New solubility and heat of absorption data for CO2 in blends of 2-amino-2-methyl-1-propanol (AMP) and Piperazine (PZ) and a new eNRTL model representation

Abstract New data comprising CO2 partial pressure, total pressure, and the heat of absorption of CO2 for over aqueous solution of 3 mol/dm3 AMP and 1.5 mol/dm3 PZ and total pressure and heat of absorption for different mol ratios of AMP/PZ (3.0/0.0, 0.0/1.5, 0.5/4.0, 1.5/3.0, 2.25/2.25, 3.0/1.5, 4.0/0.5) are presented as functions of CO2 loading and temperature.
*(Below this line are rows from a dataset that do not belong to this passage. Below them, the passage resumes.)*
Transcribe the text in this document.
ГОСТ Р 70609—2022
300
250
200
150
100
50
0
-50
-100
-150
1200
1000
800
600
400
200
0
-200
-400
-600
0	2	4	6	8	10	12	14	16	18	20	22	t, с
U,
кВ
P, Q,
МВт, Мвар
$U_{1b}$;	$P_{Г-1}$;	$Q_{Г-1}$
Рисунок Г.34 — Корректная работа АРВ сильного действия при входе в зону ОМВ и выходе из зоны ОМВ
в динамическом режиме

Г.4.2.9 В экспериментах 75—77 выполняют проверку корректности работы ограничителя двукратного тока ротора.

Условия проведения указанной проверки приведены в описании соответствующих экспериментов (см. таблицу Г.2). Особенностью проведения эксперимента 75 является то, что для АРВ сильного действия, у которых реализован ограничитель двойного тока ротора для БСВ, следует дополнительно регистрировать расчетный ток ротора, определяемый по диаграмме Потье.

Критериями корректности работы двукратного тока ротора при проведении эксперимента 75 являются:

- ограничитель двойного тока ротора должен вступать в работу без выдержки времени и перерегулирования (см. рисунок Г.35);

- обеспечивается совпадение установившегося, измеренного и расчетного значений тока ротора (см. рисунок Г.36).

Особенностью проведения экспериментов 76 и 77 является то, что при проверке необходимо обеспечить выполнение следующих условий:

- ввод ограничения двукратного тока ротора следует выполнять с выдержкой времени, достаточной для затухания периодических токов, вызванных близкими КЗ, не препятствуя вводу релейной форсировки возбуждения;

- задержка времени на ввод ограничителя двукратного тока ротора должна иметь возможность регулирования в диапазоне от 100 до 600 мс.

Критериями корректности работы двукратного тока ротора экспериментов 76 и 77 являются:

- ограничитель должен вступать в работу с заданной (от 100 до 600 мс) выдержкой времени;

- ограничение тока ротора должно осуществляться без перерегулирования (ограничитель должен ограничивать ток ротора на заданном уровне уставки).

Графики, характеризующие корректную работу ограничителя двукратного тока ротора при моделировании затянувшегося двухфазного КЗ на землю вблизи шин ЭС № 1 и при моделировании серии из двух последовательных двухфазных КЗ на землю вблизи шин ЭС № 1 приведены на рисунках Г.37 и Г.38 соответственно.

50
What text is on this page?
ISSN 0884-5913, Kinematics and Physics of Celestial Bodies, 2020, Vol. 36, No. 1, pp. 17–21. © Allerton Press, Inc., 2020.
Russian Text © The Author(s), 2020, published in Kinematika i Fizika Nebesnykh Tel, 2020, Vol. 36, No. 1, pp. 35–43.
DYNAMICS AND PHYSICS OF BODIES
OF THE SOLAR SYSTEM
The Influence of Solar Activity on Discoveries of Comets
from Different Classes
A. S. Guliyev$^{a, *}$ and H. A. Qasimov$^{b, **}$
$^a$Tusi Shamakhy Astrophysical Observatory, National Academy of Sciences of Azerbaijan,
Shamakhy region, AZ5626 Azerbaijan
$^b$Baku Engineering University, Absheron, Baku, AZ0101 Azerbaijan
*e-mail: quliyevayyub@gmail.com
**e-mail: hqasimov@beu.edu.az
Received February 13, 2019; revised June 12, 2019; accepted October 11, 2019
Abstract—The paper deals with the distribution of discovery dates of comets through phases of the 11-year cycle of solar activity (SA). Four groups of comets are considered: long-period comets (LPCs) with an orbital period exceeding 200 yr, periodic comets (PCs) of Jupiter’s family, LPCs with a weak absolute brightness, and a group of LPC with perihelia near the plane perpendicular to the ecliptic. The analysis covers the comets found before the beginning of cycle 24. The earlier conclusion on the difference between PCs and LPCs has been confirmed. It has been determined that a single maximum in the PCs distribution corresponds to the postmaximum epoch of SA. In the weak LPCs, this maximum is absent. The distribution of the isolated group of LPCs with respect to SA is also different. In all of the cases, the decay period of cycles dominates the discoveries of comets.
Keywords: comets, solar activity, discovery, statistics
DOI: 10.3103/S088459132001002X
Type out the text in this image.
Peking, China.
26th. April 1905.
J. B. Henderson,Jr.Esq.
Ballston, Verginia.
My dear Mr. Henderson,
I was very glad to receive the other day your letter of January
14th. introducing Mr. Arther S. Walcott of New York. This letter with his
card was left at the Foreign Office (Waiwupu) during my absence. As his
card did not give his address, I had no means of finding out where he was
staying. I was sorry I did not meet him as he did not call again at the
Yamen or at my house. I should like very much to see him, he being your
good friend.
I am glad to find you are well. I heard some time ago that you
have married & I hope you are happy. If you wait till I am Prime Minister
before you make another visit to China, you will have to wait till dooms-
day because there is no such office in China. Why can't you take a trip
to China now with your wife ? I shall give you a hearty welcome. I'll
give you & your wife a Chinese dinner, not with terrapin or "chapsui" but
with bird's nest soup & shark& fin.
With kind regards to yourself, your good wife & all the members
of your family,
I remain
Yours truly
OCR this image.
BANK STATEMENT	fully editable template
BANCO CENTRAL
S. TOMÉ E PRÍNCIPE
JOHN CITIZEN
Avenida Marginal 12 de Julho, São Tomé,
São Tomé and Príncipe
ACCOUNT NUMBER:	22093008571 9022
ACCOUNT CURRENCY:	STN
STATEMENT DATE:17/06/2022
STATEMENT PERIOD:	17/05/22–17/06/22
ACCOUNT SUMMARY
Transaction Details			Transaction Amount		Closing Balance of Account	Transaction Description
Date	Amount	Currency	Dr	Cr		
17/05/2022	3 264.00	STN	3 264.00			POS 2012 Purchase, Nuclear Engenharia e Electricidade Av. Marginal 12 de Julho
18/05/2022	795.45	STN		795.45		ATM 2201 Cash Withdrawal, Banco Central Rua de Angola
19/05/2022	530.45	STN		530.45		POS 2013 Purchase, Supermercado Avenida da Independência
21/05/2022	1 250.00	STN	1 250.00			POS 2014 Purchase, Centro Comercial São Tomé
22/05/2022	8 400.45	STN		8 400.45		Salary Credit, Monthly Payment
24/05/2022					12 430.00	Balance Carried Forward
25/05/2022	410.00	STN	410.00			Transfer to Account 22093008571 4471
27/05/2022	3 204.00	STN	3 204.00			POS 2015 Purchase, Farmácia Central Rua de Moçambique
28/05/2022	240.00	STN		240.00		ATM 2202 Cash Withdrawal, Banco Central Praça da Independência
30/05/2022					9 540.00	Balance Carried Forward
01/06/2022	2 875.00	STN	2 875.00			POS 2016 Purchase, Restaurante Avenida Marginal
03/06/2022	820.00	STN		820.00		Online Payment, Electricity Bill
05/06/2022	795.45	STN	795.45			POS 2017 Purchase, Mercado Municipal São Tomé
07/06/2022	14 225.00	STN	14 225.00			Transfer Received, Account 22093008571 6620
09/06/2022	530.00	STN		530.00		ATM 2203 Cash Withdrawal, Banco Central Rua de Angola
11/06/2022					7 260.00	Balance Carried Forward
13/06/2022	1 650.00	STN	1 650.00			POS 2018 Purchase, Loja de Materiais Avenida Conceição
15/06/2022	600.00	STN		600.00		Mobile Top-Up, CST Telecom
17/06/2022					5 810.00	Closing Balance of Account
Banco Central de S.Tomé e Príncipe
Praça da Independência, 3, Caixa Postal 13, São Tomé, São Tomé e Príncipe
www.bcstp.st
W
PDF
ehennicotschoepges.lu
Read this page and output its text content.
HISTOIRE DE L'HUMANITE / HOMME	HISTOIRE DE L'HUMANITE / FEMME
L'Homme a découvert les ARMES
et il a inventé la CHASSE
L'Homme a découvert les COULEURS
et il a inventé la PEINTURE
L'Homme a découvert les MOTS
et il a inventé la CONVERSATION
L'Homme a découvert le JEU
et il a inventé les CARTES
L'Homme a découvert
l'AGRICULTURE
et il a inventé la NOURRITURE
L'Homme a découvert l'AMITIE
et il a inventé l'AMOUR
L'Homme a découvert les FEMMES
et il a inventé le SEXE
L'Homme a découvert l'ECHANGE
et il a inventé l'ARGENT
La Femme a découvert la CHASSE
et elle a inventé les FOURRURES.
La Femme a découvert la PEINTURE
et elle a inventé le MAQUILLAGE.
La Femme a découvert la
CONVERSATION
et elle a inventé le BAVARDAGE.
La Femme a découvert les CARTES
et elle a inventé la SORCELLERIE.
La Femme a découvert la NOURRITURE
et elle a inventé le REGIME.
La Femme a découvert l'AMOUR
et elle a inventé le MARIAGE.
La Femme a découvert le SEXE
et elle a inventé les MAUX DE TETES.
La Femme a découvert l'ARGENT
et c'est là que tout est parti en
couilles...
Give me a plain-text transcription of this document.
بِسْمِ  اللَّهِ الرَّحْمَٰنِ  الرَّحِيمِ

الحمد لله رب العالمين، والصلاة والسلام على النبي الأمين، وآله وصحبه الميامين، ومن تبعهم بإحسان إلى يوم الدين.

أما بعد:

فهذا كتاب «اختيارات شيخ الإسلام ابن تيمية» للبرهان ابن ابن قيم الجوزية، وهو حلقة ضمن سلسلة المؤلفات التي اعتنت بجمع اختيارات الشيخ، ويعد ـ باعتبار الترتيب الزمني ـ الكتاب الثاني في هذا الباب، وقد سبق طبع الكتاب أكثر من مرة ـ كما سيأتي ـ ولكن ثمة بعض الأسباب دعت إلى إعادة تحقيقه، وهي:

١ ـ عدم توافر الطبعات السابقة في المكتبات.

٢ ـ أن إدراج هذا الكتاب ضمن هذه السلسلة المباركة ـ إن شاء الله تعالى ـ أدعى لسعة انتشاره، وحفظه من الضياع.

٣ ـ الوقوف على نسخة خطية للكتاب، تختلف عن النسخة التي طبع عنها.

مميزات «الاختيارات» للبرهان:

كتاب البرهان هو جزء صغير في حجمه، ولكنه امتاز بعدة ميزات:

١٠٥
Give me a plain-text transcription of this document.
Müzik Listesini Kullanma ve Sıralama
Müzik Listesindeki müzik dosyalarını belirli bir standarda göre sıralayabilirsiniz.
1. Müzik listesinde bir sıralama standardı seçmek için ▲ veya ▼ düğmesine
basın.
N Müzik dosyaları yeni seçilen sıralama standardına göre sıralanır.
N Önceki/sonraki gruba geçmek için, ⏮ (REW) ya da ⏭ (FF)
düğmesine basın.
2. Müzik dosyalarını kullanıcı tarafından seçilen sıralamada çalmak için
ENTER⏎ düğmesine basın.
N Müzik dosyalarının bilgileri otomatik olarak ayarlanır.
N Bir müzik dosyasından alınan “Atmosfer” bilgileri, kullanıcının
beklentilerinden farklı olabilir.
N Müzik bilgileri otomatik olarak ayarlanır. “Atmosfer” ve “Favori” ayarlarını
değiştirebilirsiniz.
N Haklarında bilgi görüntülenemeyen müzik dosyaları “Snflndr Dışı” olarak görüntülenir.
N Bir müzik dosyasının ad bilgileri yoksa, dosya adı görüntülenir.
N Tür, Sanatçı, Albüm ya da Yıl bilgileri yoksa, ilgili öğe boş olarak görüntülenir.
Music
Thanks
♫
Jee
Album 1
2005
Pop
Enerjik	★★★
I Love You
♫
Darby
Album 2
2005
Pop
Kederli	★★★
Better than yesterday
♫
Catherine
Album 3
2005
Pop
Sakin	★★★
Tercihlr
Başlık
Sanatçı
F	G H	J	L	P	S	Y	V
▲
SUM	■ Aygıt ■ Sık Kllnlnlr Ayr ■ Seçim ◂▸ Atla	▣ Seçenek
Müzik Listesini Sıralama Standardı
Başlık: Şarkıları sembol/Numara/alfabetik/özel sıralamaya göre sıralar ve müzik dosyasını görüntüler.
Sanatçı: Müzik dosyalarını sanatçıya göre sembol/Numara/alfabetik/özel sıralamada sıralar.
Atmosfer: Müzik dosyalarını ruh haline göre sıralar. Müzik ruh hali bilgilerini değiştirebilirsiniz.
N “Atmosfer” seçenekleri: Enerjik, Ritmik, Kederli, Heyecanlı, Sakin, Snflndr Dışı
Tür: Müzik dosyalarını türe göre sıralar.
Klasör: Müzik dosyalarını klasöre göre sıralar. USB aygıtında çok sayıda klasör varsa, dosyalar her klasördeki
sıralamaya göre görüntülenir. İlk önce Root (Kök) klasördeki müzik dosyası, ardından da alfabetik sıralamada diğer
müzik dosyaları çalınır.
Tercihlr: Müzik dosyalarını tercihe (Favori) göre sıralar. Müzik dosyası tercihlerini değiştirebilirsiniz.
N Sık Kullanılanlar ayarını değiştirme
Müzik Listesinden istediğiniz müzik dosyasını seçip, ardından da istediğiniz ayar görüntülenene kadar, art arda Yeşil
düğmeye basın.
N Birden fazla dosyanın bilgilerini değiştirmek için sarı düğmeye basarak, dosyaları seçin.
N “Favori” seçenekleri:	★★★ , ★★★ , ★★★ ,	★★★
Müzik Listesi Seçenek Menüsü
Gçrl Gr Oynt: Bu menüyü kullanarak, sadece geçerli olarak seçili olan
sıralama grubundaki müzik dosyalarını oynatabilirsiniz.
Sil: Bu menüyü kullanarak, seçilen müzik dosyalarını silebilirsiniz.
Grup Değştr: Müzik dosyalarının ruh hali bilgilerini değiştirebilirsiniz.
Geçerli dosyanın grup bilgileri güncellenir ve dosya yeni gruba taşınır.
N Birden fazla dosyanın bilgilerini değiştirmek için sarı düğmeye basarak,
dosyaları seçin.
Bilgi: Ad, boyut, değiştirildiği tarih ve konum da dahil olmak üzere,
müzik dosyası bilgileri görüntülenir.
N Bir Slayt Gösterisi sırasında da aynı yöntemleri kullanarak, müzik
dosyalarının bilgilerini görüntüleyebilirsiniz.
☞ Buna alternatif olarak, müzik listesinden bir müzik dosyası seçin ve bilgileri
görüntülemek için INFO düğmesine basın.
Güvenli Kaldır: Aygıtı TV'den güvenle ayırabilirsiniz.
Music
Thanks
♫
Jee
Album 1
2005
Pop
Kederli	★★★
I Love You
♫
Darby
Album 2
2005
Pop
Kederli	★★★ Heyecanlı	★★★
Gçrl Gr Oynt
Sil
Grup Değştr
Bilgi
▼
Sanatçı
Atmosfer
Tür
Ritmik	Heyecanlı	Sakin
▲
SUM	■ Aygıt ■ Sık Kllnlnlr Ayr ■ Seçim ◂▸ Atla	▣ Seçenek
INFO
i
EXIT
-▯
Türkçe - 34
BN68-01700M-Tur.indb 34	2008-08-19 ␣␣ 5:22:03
Measured solubility data and selected data reported in the literature were used in the regression of binary interaction energy parameters in the quaternary system (AMP/PZ/H2O/CO2) using the eNRTL model. The equilibrium constants and binary interaction energy parameters from our previous work on the ternary systems of AMP/H2O/CO2 and PZ/H2O/CO2 were used without refitting. Good agreement with the literature was observed for the total pressure data over aqueous solutions of 3.0 mol/dm3 AMP and 1.5 mol/dm3 PZ, and the CO2 partial pressure and heat of reaction data over aqueous solutions of 3.0 mol/dm3 AMP+1.5 mol/dm3 PZ at different loadings and temperatures. The results reflect that the new data are consistent with reported data from the literature. The modeling results show that the eNRTL model represents the data well with AARD values of 13.1% for total pressure and 20.9% for CO2 partial pressure. The volatility of AMP and PZ as function of loading and temperature and published speciation data for A M P / A M P H + , P Z / P Z H + / P Z H 2 2 + , P Z C O 2 − / P Z H + C O 2 − , P Z ( C O 2 − ) 2 and H C O 3 − / C O 3 2 − were also well predicted. Only the heat of absorption data over an aqueous solution of 3.0M AMP+1.5M PZ from this work can be compared with literature data, and good agreement is observed. The eNRTL model also predicts satisfactorily the experimentally obtained heat of absorption data for all different ratios of AMP/PZ. Individual reaction contributions show that when the AMP/PZ ratio increases, the predicted total heat of absorption goes toward the single solvent AMP system where only protonated AMP is the main contributor. When the AMP/PZ ratio decreases, the predicted total heat of absorption also approaches the single solvent PZ system where the protonated PZ, PZ-monocarbamate and zwitterion reactions play important roles. In systems with high PZ-concentration, the contribution of the zwitterion, protonated PZ and PZ-carbamate cancel each other at high loadings.